Students face new school year with jump in bullying
Why it matters: Years of pandemic disruption have caused students to struggle with stress management, problem solving and peer relationships, the survey found.
Driving the news: 40% of child and teen respondents said they were bullied on school campuses in the past year, according to the Youth Right Now survey, conducted annually by the Boys & Girls Clubs of America.
- 18% said they experienced cyber bullying.
- "Kids have regressed in their social skills, ability to work with other kids, conflict management," said Dorothy Espelage, a professor of education at the University of North Carolina at Chapel Hill. "They're a little bit more unregulated."

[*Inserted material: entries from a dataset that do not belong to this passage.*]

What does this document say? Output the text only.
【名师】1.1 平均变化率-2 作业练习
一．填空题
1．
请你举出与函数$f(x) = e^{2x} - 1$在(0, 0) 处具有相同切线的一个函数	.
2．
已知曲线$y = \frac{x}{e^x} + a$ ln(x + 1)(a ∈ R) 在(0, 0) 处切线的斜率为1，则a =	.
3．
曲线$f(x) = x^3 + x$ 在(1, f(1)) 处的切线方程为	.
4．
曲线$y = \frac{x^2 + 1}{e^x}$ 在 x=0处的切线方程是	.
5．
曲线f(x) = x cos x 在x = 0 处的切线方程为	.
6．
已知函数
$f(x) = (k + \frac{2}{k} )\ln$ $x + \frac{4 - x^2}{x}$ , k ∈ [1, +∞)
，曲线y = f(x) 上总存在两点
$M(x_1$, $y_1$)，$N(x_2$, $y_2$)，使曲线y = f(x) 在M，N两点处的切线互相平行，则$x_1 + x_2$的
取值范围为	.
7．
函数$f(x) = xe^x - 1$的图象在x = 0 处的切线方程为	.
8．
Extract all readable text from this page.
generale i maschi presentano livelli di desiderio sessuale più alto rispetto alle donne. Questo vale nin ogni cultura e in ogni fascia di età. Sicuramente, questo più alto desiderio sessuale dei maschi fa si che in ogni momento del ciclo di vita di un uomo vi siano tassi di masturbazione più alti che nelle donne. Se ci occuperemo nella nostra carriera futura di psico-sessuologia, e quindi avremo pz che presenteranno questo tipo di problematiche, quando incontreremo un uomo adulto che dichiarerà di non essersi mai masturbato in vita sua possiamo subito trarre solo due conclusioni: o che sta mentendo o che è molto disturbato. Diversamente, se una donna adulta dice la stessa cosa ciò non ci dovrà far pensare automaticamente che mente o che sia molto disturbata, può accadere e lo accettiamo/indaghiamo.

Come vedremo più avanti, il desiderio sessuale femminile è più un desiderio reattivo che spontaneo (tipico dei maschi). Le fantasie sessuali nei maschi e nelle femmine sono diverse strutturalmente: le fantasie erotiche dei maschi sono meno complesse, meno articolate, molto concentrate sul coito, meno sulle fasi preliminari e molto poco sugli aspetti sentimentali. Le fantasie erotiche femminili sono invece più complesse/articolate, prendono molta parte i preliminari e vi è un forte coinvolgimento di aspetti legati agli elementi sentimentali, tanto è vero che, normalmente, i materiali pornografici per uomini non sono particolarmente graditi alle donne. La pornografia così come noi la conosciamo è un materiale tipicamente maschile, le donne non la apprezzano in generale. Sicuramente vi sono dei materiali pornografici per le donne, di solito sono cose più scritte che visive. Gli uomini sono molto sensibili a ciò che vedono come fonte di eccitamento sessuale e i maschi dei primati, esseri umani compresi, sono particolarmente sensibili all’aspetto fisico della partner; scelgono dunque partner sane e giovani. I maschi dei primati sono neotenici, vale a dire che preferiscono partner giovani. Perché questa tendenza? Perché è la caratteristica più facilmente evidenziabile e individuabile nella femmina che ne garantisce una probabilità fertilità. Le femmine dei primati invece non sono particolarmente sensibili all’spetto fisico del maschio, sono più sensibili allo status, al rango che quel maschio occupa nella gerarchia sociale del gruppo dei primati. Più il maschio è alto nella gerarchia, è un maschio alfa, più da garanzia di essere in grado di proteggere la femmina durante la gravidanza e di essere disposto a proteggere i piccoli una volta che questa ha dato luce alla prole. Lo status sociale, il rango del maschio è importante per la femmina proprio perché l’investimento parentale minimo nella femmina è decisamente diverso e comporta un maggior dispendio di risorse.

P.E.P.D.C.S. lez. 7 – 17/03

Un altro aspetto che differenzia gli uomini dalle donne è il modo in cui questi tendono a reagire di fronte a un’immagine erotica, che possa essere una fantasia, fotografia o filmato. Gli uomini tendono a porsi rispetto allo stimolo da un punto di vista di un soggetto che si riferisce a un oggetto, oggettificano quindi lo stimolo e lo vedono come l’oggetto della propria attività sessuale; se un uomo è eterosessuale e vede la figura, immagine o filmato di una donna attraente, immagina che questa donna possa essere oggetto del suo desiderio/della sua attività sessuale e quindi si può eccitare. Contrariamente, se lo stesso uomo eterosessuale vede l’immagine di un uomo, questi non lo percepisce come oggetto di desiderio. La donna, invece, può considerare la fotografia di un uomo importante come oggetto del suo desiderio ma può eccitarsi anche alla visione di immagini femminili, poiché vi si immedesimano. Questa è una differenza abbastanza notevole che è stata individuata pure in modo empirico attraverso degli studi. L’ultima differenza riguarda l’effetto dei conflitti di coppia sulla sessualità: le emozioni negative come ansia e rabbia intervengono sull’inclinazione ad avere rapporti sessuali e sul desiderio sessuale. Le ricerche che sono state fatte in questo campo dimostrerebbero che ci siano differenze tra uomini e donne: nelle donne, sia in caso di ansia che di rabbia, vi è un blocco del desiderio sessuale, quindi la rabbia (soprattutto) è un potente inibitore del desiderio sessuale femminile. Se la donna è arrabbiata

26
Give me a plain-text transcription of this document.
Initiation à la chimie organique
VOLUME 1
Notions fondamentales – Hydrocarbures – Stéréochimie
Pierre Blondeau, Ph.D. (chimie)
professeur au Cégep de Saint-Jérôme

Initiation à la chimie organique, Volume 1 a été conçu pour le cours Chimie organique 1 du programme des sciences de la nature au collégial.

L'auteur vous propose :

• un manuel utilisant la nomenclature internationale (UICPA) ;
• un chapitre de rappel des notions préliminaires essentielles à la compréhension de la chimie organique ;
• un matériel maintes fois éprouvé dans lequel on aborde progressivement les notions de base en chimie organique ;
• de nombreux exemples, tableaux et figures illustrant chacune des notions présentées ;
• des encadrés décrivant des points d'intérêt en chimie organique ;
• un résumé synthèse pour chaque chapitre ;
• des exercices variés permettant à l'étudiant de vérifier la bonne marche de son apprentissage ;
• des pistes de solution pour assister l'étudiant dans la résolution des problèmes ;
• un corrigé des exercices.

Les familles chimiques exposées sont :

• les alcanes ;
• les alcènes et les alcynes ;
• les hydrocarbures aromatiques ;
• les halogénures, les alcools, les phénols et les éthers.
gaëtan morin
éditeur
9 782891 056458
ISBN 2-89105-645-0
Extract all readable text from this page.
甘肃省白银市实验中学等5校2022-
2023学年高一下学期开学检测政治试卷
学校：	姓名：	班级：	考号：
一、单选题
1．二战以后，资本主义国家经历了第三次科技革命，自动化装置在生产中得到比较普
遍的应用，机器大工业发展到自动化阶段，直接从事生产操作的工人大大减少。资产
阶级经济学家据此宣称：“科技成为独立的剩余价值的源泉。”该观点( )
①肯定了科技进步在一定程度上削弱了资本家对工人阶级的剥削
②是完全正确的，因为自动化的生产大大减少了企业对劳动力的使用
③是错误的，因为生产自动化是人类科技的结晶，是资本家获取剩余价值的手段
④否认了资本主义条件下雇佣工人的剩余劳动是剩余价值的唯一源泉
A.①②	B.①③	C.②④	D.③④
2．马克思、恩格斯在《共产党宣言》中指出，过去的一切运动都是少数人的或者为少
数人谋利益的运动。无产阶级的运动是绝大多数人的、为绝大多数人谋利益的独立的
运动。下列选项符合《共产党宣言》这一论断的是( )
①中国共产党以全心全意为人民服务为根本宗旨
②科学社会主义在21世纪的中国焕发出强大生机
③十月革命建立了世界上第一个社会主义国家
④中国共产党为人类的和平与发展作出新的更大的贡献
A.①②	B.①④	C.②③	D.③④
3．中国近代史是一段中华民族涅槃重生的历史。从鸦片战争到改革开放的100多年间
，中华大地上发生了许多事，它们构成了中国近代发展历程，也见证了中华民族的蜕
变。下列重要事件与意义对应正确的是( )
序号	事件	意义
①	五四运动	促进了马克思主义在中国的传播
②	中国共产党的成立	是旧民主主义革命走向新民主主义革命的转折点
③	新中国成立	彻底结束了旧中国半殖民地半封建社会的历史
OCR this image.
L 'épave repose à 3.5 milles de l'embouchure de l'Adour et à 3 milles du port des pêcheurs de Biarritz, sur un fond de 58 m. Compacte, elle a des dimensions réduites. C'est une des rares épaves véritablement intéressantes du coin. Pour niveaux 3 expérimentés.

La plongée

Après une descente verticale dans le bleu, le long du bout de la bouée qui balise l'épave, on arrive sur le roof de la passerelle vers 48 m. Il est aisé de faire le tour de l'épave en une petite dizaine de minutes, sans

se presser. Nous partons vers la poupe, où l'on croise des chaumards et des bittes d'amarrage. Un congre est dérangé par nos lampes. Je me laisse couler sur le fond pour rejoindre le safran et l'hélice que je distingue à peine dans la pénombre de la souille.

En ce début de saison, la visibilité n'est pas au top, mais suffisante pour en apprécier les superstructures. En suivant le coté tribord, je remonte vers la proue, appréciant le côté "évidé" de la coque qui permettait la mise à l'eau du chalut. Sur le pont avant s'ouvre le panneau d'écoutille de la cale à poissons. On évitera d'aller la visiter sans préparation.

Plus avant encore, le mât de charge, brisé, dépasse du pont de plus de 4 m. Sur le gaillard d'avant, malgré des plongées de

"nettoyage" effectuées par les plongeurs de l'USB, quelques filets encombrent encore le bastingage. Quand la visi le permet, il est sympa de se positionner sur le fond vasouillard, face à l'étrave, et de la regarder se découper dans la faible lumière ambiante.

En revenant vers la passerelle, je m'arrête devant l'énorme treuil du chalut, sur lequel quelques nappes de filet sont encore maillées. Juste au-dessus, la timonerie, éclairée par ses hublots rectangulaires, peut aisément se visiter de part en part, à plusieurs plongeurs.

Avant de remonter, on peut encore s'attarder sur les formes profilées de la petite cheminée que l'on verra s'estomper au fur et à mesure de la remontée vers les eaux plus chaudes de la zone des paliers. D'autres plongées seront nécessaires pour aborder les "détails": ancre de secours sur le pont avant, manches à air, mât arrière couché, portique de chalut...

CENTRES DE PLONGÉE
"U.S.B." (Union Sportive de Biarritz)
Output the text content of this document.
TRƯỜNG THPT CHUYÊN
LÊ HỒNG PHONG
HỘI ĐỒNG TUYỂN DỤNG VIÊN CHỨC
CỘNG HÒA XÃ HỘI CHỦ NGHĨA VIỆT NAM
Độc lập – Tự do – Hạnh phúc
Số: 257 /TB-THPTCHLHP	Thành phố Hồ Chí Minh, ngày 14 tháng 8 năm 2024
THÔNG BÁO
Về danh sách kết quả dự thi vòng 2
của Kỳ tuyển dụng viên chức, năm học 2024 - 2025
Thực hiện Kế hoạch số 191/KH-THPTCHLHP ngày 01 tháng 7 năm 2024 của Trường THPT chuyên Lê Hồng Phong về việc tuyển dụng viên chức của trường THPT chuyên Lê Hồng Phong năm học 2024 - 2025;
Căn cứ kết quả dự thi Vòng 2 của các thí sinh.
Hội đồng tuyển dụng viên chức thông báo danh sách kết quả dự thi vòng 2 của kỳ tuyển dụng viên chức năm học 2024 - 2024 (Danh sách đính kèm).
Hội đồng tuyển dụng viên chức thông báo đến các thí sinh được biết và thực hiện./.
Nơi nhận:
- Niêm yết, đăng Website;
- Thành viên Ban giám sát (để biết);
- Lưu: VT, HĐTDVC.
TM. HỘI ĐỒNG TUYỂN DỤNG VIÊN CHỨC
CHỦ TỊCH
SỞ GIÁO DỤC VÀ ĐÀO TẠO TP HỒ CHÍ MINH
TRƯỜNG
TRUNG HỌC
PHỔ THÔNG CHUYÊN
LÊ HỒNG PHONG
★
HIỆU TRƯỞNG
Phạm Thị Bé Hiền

State of play: Students are also performing worse in school than before the pandemic and facing a mental health crisis.
- Middle schoolers' math scores saw the largest decline in the past 50 years according to recent federal data. Reading and U.S. history scores also dropped.
- Emergency rooms are unable to sustain the surge in kids seeking emergency psychiatric care, medical associations warned this month.
By the numbers: The number of students who said they were bullied on campus this year was 14 percentage points higher than five years ago, before the COVID pandemic.
- 2019: 26%
- 2020: 25%
- 2021: 32%
- 2022: 37%
- 2023: 40%
Cyberbullying has increased as well in this period, at 13% in 2019 and 2020 and 18% in 2021, 2022 and 2023.
What we're watching: Bullying prevention interventions and education are needed to curb the increasing rates, said Alice Lee, a vice president at EVERFI, an education technology company.
- "Especially as we start the new school year, teachers and families have to respond quickly and consistently to any sort of bullying behavior," said Lee, who oversees bullying prevention education for the organization.
- But school districts are confronting a teacher shortage, with tens of thousands of vacancies and hundreds of thousands of jobs filled by under-qualified teachers.
Zoom out: Despite the increases in bullying, young people seem to feel hopeful and prepared for the future, the survey found.
- 75% of respondents intend to go to college and 62% feel confident they have the skills needed to be successful in a job.
Methodology: More than 130,000 students between 9 and 18 years old were surveyed this year. 75% were between 9 and 12 years old. 19% were between 13 and 15. 6% were 16 and older.
- 29% of respondents were Black or African American, 23% were white, 21% were Hispanic or Latino, 13% were multiracial, 10% identified as other, 3% were Asian and 0.5% were Middle Eastern or North African, and 0.5% were Native Hawaiian or Pacific Islander.